Art Hobson: A godless existence

Life isn’t about meaning, but about experience

"Are you good without God? Millions are."

This was the message proclaimed in 2010 by a large interstate highway sign near Fayetteville. The sign was sponsored by the Fayetteville Freethinkers, a group that meets once a month to celebrate a secular philosophy that separates church from state and promotes evidence and reason in public policy.

But how (you might ask) can we be good, or find meaning in our lives, without God or religion as our guide?
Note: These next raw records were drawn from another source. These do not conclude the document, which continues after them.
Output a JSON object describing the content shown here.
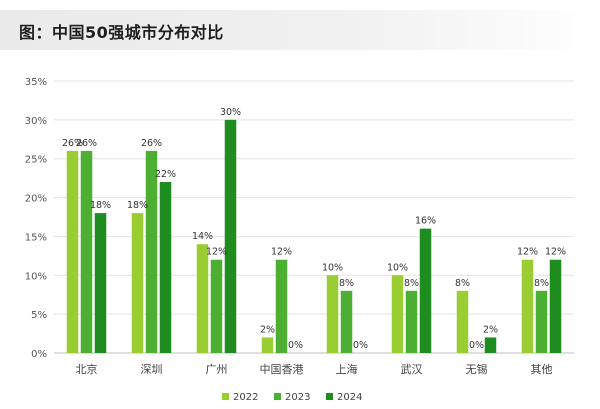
{
  "header": {
    "title": "图：中国50强城市分布对比"
  },
  "chart_data": {
    "type": "bar",
    "categories": [
      "北京",
      "深圳",
      "广州",
      "中国香港",
      "上海",
      "武汉",
      "无锡",
      "其他"
    ],
    "series": [
      {
        "name": "2022",
        "values": [
          26,
          18,
          14,
          2,
          10,
          10,
          8,
          12
        ],
        "color": "#9ACD32"
      },
      {
        "name": "2023",
        "values": [
          26,
          26,
          12,
          12,
          8,
          8,
          0,
          8
        ],
        "color": "#4CAF32"
      },
      {
        "name": "2024",
        "values": [
          18,
          22,
          30,
          0,
          0,
          16,
          2,
          12
        ],
        "color": "#1E8C1E"
      }
    ],
    "y_ticks": [
      "0%",
      "5%",
      "10%",
      "15%",
      "20%",
      "25%",
      "30%",
      "35%"
    ],
    "ylim": [
      0,
      35
    ],
    "value_suffix": "%",
    "grid": true,
    "legend_position": "bottom-center"
  }
}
My answer to the question of finding meaning is that it involves a "category error." Life is not the kind of thing that has a meaning. Life is an experience, the way a roller-coaster ride is an experience. You wouldn't ask about the meaning of a roller-coaster ride. If you spend the ride thinking about "meaning," you're missing the point. The meaning of life is not a deep question. In fact, it's not even a question. It's so obvious. Life has no "meaning" beyond its direct experience: the joy, celebration, sharing, cherishing, loving. In short, the living. To search for the meaning of life is to look a very fine gift horse in the mouth. Just relax and welcome it.

And how should you live your life in order to be "good." Like the meaning of life, it's another question that answers itself: Having received this wonderful gift, use it to be all you can be. The real sin is to miss the ride. Indian philosopher Ramana Maharshi puts it this way: "Your own self-realization is the greatest service you can provide the world."

But do not interpret "self-realization" narrowly. It's intuitively and rationally obvious that humans must be altruistic toward others and, given that we now shape the entire planet, toward the environment. Biological evolution, in other words life itself, has built altruism into our genes. Without it Homo sapiens surely would not have survived. A moment's reflection will confirm this. This is why altruism feels good, why we are happier when those around us are happy, why we suffer when our loved ones suffer. We understand, in our genes, that we are all in this together.

Think of how enormously lucky you are to be here at all. Your molecules could have wound up in a tree, or a rock, but you possess this amazing human consciousness. So treat your molecules well.

At 82, I'm quite aware that I'm not going to live forever. Biological evolution has geared us to want to stay alive, whence comes the natural desire for eternal life. But it cannot be. There's not room on the planet for everybody to live forever. There is a sense in which it's selfish to expect to live forever, or to expect some sort of life after death. I can imagine God, if She actually existed, muttering to the seeker of eternal life: "What? I've given you all this, and still you want more? Get outta here!" So be satisfied with the enormous gift of existence, and bend your efforts not toward the chimera of eternal life but toward improving this here-and-now world and creating conditions in which all of us can find the self-realization that spells real happiness.

We live in a time when science-based technology is changing the world, usually for the better but sometimes for the worse. The problem is that the power of technology is such that "the worse" can be devastating, as for example in the case of nuclear weapons, humankind's greatest present danger. War, overpopulation, global warming (humankind's greatest future danger), and other scourges are going to steal our current civilization from us and consign us again to a dark age of ignorance, superstition and suffering unless we can summon the will to enable all humans -- not just a rich, or white, or male minority -- to prosper from the power of modern technology. In my opinion, this is well within our grasp if we will only use our rational powers to seize it. The challenge of the modern age is to accomplish this when today we are mired in dysfunctional instincts and superstitions that, given the power of modern technology, can quickly destroy us.

The industrial/scientific age has been thrust upon us quite recently following millions of years of human evolution, and this presents enormous growing pains. We can resolve these challenges by coupling our altruistic instincts with the power of intelligence to find the truth through reason based on verifiable evidence. For many, this quest is what it means to be good without God.